De là, tout ne fut plus qu'une longue chute pour Captain Marvel, cantonné après l'annulation de son titre à un rôle de soutien dans la JLA et à quelques sporadiques mentions ici et là. La Crise (des Terres Infinies) de 1986 entérinera cette position de "personnage de fond de salle" et, après un nouvel échec de réinvention du héros (The Power of Shazam!, 1994), il fut rétrogradé à la Justice Society of America (la JLA "des vieux"). Au milieu des années 2000, car un carnage semble devoir se répéter tous les dix ans sur cette licence, DC tenta un ultime challenge et faisant de la Marvel Family un acteur fondamental de son Infinite Crisis, avant de réinventer ses héros, tuant Shazam le magicien, faisant passer la cape à Marvel Jr (dans The Trials of Shazam) et transformant Mary Marvel en vilaine.
Alors, certes, nombre de ces histoires sont plutôt bonnes (son passage dans la JSA entre 2003 et 2004 est même remarquablement bien pensé), mais rarement, trop rarement, Captain Marvel retrouva le degré d'excellence et de pertinence qui fut le sien. Au contraire, il fut plus souvent qu'à son tour le jouet des autres, et notamment de Lex Luthor, qui en fit son arme favorite contre Superman (dans Kingdom Come ou Superman-Batman: Public Ennemies, par exemple).
S'il garde une certaine côte auprès de nombreux auteurs et lecteurs (ses passages dans les univers animés de Bruce Timm furent souvent salués), le personnage dans son incarnation DC Comics n'a jamais été vraiment vendeur, et lorsqu'il a été question de le ramener une dernière fois à la fin des années 2000, ce fut sous la forme d'une BD pour enfants hors-continuité (Billy Batson and the Power of Shazam!). A la fois plus conforme au modèle de 1942 et radicalement nouvelle (et probablement le meilleur travail sur le personnage jamais publié par DC -ce qui est d'une tristesse effroyable-), la série, qui aurait fait une fantastique addition au catalogue Cartoon Network, eut pour effet de terminer la dilution du personnage dans une image cheap et dépassée de B-lister bodybuildé.
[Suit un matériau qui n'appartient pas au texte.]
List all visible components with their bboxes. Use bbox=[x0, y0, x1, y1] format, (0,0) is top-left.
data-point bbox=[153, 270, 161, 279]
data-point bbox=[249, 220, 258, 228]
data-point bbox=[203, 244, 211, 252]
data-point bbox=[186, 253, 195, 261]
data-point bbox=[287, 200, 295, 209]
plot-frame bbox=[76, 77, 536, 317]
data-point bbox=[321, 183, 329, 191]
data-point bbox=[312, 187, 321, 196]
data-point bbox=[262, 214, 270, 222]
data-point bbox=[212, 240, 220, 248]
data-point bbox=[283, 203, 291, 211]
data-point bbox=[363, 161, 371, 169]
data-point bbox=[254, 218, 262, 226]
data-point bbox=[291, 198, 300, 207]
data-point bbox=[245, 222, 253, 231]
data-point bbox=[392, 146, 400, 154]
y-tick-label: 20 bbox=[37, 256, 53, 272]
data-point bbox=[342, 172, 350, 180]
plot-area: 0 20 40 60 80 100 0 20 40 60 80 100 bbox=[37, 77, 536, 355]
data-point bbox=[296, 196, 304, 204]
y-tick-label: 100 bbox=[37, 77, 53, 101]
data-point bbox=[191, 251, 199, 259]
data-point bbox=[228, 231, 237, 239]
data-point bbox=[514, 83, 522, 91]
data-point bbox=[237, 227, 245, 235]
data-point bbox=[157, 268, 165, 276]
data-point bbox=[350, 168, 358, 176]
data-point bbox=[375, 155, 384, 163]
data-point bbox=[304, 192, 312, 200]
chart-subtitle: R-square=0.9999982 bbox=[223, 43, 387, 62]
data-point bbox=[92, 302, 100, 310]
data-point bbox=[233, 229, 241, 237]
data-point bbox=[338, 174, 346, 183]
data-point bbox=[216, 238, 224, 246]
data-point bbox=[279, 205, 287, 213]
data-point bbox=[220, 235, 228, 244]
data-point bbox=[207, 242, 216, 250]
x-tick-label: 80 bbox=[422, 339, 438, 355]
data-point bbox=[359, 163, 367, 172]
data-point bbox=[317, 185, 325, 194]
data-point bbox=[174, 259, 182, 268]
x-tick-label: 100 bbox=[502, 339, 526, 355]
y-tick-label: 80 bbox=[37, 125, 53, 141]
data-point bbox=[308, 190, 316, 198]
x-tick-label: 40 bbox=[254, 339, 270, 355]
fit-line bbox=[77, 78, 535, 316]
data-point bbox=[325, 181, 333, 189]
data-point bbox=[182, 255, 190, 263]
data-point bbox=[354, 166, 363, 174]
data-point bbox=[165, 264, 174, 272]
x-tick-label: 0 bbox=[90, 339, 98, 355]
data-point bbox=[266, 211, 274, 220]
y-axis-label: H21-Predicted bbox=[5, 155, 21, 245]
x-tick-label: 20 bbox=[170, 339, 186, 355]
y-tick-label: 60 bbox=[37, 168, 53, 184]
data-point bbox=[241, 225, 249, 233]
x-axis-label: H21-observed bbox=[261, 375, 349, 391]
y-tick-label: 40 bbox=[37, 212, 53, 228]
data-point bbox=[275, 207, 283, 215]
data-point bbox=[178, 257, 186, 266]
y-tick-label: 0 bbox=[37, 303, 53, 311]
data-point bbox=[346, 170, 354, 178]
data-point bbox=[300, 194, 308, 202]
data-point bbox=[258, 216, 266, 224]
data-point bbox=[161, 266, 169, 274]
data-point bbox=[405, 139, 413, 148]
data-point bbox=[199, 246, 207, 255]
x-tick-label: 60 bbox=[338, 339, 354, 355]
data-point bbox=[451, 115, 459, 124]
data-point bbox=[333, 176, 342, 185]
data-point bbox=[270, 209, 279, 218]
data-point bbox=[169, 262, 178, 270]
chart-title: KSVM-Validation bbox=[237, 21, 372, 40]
Ainsi, tout récemment, au moment de préparer un hypothétique film dédié à Captain Marvel, on parlait plus de qui caster dans le rôle de Black Adam, némésis ultra-charismatique et ultra-populaire (il est, en vérité, le seul personnage à être sorti grandi de tout ce bordel) de l'éclair rouge. Hell, on ne parlait même plus du tout de "Captain Marvel" puisque, si depuis le rachat officiel du personnage par DC les appellations changeaient sur les titres des séries sans pour autant toucher le personnage, il se nomme désormais officiellement "Shazam" depuis la création du New 52.
Captain Marvel est mort, vive Captain Marvel.